Bugün Irak’ın ve Suriye’nin kuzeyinde ABD ve Batı destekli terör devletçikleri, fiili olarak varlığını sürdürmektedir. ABD açık biçimde bu teröristlere silah ve lojistik destek vermekte ve subayları bunları yetiştirmektedir. Türkiye’nin terörü yok etmek için giriştiği birçok girişimin karşısındaki en büyük engel de yine ne yazık ki ABD ve Batılı ülkeler olmuştur. Düne kadar terörü yok etmek için bize verdikleri uçakları, tankları bile kullanma izni vermeyen sözde bu müttefikler her türlü terörü desteklemelerine rağmen lafa gelince birden demokrasi ve özgürlük havarisi kesilmekten de geri durmamaktadırlar.
Hülasa etmek gerekirse; ülkemiz son 40 senedir iki önemli terör sarmalı ile karşı karşıya kalmıştır ve mücadelesine son hızla devam etmektedir.
PKK terörü 40 senedir elli bine yakın vatandaşımızın, polisimizin, askerimizin şehit edilmesine sebep olmuştur. Hala da terör faaliyetlerine hem yurt içinde hem de yurt dışında devam etmektedir.

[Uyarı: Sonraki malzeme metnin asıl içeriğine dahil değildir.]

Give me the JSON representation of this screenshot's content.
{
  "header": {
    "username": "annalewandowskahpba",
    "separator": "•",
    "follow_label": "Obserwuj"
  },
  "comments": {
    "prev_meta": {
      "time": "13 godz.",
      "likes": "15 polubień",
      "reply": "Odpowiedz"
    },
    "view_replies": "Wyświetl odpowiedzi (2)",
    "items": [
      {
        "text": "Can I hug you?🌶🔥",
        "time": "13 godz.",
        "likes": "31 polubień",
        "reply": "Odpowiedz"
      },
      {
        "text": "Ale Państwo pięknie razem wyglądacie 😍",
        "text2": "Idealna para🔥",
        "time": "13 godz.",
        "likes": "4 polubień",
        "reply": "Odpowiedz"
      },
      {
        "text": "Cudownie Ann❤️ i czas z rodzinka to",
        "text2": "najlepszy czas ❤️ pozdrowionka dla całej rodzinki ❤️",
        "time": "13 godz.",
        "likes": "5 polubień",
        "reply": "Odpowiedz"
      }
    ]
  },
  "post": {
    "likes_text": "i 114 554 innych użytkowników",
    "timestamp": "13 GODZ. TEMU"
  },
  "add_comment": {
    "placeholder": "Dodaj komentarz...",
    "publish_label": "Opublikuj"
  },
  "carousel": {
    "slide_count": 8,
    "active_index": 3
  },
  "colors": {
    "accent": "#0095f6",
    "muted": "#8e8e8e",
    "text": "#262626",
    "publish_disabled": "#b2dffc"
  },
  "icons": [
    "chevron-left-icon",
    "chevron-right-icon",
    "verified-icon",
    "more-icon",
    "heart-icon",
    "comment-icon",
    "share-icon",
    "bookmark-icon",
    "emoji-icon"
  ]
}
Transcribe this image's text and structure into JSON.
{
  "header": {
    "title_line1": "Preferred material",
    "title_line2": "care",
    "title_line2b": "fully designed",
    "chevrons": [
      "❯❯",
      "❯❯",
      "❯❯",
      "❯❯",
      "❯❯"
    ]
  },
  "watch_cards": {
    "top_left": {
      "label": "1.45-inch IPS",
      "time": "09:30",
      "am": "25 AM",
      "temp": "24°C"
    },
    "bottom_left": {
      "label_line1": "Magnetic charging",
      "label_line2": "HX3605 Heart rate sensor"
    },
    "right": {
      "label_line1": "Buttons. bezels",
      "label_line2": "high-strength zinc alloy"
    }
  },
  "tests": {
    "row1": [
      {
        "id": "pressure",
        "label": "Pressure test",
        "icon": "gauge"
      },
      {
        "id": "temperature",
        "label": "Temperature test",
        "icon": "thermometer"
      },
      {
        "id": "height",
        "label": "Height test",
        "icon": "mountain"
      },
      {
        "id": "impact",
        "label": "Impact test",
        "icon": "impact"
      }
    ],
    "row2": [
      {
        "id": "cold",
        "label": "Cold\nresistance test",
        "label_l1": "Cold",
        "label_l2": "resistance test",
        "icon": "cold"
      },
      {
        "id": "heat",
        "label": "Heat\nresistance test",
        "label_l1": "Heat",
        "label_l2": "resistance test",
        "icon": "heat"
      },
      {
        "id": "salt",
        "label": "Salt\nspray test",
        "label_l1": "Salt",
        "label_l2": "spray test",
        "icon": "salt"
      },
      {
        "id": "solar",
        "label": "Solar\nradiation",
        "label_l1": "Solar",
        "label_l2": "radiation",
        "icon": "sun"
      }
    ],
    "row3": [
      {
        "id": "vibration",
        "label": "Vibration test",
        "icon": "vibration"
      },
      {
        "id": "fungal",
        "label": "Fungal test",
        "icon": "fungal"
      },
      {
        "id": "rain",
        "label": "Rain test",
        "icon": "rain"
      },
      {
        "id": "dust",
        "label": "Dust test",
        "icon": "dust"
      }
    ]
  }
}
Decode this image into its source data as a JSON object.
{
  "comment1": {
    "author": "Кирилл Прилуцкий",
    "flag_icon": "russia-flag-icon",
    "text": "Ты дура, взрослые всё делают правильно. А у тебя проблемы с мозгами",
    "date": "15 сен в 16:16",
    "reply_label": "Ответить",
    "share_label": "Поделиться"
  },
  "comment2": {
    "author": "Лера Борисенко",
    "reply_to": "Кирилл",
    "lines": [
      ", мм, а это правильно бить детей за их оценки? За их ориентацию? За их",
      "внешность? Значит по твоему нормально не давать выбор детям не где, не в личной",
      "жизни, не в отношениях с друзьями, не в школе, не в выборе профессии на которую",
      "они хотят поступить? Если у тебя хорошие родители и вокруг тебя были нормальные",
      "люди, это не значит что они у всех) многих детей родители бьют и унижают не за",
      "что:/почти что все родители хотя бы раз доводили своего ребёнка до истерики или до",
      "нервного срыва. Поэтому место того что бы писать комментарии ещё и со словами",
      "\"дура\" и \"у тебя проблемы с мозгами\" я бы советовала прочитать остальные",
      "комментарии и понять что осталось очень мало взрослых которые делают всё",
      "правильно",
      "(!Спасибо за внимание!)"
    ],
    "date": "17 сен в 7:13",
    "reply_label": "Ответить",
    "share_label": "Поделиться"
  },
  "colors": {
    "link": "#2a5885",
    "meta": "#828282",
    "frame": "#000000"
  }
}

Ülkemiz terörü bitirmek için zaman zaman önemli girişimlerde bulunmuştur. Ne yazık ki girişilen bu çok önemli projeler terörü besleyen ABD ve Batılı ülkeler tarafından sabote edilmiştir. Bunların en önemlilerinden biri Özal zamanında uygulanmak istenmiş ancak başta Jandarma Genel Komutanı ve nice değerli komutanlarımız olmak üzere bu işi yürütenler birbiri ardına değişik suikastlarda şehit edilmiştir.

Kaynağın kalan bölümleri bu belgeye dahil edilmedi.